Professor David Hall from the university’s Public Services International Research Unit (PSIRU) said: “These companies have paid out on average £1.4 billion, which is much-needed money that could be invested back into the system.

“Since privatisation, companies have given out almost half as much for shareholders as they have spent on upgrading and maintaining their water and sewerage systems – about £57bn compared to £132bn (1991-2018).

“This is despite the promise that privatisation would bring more money for investment. In reality, the consumer has paid for almost all investment by these companies.

“The companies have borrowed large amounts of money, building up a large pile of debt and interest. This debt has not been taken on to finance investment, but to finance the payment of dividends. These companies have not invested a penny in equity since privatisation, even though they were debt free because the government wrote off their debt at the time. They now owe £52bn between them.”

Professor Hall points to Scotland as an example of how public ownership of water and sewerage can provide better value for customers.

“Public ownership can deliver more investment at a lower cost to consumers,” he added. As my colleague Karol Yearwood pointed out, Scottish Water has invested nearly 35% more per household since 2002 (average £282 per household per year vs England’s £210 per year). The same investment by the 10 English companies would have seen £28bn more spent on infrastructure.”

The report - Water and sewerage company finances 2021: dividends and investment – adds that Anglian Water paid out the most to shareholders from 2010 to 2021 (£5.18bn), followed by United Utilities (£3.08bn) and Severn Trent (£2.32bn).

Government reports suggest that dealing with sewage flooding would cost between £150bn and £650bn, but Professor Hall believes these figures are “a guess at the cost of constructing a completely new, separate storm water drain system throughout England”.

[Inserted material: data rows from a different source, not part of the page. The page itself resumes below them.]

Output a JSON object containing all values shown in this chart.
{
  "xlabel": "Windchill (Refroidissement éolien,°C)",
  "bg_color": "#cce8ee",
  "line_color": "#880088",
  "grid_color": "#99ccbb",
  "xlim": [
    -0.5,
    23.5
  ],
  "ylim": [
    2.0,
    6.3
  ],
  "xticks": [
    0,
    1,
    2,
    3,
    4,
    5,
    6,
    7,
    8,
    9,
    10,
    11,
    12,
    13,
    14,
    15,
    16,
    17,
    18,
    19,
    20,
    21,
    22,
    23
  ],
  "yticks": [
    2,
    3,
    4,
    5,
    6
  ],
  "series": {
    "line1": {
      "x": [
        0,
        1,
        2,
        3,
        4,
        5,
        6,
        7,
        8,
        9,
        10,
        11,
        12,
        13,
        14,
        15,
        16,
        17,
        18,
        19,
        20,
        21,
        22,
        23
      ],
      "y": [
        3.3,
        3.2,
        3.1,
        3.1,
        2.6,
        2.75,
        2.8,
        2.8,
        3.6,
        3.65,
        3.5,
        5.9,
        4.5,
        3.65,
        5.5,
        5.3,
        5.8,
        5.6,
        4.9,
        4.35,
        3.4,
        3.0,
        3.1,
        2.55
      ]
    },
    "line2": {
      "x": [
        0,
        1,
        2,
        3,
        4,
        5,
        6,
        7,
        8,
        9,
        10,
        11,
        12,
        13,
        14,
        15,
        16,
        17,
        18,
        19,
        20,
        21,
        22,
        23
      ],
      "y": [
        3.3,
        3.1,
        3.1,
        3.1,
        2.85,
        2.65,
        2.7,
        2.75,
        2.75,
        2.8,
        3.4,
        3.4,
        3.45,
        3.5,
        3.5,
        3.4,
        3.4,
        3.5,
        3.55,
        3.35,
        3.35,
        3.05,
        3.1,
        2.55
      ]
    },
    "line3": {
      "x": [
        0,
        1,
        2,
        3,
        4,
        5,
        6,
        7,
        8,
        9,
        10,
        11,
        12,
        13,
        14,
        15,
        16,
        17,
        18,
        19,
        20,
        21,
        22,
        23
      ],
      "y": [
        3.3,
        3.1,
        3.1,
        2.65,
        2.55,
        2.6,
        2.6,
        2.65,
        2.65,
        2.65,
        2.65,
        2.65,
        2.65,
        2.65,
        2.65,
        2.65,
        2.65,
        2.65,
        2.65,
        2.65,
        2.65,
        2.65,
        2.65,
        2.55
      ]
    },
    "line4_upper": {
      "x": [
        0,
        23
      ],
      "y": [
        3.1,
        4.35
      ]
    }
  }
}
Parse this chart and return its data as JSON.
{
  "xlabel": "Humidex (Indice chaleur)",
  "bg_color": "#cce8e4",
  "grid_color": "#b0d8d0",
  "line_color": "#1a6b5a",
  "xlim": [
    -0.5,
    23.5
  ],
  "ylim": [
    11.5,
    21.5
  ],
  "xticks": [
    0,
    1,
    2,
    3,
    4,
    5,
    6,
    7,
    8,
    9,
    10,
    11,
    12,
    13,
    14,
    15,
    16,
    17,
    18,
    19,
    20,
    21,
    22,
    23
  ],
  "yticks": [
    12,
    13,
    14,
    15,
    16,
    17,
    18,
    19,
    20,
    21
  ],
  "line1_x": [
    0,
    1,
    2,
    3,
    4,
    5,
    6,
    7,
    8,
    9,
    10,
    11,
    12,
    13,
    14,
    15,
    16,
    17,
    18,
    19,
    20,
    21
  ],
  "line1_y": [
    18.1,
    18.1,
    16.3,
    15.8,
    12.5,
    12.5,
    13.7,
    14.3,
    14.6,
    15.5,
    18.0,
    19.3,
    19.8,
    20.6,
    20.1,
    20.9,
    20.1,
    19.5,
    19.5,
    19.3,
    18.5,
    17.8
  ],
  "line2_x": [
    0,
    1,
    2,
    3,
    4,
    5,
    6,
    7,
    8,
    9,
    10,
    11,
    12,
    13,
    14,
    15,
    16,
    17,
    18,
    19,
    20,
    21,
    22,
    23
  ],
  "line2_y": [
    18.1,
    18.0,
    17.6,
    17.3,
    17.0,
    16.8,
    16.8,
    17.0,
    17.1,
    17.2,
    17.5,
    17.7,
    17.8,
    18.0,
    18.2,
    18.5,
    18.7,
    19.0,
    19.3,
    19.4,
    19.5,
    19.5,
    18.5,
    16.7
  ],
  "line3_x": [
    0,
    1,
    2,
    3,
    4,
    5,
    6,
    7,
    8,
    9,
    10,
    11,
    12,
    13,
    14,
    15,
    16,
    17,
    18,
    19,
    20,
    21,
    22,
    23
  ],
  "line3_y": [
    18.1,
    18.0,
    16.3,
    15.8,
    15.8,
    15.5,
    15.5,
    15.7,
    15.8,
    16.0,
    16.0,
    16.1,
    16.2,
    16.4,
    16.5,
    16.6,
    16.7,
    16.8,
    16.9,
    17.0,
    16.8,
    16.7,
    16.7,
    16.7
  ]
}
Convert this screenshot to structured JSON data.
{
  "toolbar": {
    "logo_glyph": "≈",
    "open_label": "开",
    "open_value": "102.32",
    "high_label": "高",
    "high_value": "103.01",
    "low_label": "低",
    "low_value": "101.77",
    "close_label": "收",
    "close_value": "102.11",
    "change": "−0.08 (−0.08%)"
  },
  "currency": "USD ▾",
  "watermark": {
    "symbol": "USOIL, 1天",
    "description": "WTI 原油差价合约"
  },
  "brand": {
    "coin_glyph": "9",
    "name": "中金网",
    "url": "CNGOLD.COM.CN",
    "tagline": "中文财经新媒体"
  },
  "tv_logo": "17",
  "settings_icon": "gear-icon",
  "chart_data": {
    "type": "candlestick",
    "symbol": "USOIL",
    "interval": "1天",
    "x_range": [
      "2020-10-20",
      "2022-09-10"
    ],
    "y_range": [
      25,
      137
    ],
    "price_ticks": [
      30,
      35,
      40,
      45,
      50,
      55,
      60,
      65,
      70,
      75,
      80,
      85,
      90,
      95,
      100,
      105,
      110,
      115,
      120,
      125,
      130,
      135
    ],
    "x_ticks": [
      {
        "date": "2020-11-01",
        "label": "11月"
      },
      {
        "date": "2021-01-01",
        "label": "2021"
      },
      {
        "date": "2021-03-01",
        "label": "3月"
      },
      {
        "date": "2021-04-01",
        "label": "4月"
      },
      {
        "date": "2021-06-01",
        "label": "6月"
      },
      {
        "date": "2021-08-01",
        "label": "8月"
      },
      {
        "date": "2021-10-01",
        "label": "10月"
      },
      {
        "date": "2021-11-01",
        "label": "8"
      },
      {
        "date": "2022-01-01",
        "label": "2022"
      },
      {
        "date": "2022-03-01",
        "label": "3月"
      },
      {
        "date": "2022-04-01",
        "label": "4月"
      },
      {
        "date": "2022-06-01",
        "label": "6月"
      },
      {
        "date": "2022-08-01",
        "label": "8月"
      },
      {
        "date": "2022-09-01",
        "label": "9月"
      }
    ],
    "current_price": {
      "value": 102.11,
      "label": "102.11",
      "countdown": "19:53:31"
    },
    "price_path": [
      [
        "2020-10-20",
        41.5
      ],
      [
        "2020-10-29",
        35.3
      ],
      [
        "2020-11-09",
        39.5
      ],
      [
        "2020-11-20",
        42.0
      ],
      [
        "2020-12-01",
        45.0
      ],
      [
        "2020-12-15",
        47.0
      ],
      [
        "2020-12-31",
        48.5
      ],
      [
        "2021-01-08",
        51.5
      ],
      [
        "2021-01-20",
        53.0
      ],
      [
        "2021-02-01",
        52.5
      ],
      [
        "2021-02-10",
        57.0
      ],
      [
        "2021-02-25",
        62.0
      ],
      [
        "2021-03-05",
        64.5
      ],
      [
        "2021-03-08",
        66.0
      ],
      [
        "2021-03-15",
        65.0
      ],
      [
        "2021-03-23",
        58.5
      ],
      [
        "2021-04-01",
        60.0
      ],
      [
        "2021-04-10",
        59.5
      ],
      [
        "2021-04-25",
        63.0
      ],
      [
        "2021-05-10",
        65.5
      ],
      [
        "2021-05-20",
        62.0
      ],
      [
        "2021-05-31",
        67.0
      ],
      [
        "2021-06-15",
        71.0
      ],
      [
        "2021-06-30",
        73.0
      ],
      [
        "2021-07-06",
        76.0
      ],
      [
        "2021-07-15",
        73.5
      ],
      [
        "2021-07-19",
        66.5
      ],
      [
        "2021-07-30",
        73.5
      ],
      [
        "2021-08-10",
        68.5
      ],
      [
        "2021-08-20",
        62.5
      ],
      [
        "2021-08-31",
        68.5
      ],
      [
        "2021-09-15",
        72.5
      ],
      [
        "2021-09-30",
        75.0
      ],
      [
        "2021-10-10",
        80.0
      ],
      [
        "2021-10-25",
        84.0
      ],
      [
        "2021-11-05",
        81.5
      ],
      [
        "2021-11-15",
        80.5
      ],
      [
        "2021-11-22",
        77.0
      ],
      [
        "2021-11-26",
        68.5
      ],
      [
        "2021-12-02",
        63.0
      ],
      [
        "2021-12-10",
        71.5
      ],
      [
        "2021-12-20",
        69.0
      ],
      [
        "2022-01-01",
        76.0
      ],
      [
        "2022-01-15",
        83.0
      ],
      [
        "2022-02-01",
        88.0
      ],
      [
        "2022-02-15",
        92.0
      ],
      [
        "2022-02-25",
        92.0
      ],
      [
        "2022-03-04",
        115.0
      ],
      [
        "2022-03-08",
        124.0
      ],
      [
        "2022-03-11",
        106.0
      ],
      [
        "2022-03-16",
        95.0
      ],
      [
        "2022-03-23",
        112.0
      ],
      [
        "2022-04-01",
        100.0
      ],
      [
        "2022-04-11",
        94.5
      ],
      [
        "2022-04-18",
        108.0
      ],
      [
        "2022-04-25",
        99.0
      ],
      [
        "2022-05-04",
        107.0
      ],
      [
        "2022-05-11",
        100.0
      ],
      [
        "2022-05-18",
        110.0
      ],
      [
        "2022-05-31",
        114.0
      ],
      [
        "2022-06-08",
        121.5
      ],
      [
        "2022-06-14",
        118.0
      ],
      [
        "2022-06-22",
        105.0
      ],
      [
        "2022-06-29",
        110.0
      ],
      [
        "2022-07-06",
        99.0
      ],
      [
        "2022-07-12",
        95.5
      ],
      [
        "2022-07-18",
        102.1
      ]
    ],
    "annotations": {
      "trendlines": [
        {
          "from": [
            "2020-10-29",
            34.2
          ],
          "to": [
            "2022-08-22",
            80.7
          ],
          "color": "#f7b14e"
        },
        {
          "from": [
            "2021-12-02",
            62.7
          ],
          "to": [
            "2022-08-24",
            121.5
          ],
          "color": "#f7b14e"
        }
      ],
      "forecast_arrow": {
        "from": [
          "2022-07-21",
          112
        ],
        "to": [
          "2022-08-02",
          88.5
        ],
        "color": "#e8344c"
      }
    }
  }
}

He adds that, while investment is needed, it is far short of a new nationwide network.

“If the private companies took this issue at all seriously, each of them should have a properly costed programme of specific measures,” said Professor Hall.

“If the companies do not have figures on such an important issue which has been a problem for decades, then the system – including the regulator - is failing to deliver its basic public function.

“As it has done with rail, the government should find a way of bringing the water and sewerage systems back into public ownership under public authorities. As this paper shows, publicly owned systems – such as Scottish Water – have a proven track record of higher investment and lower costs to consumers.

“No other country in the world has adopted the English system of private companies owning and running regional water and sanitation systems.

“The overwhelming majority of the world – including the USA – runs water and sanitation services through the public sector. Only a small minority of cities – less than 10% - subcontract private companies to run water services, always on a fixed-term contract, and under the scrutiny of an elected public authority. The trend is away from such outsourcing. Sewerage is very rarely outsourced to private companies.

“And the public sector can raise money far more cheaply. It costs £2.1 billion per year more in England for private dividends and interest than if the companies were in the public sector - £93 per household.”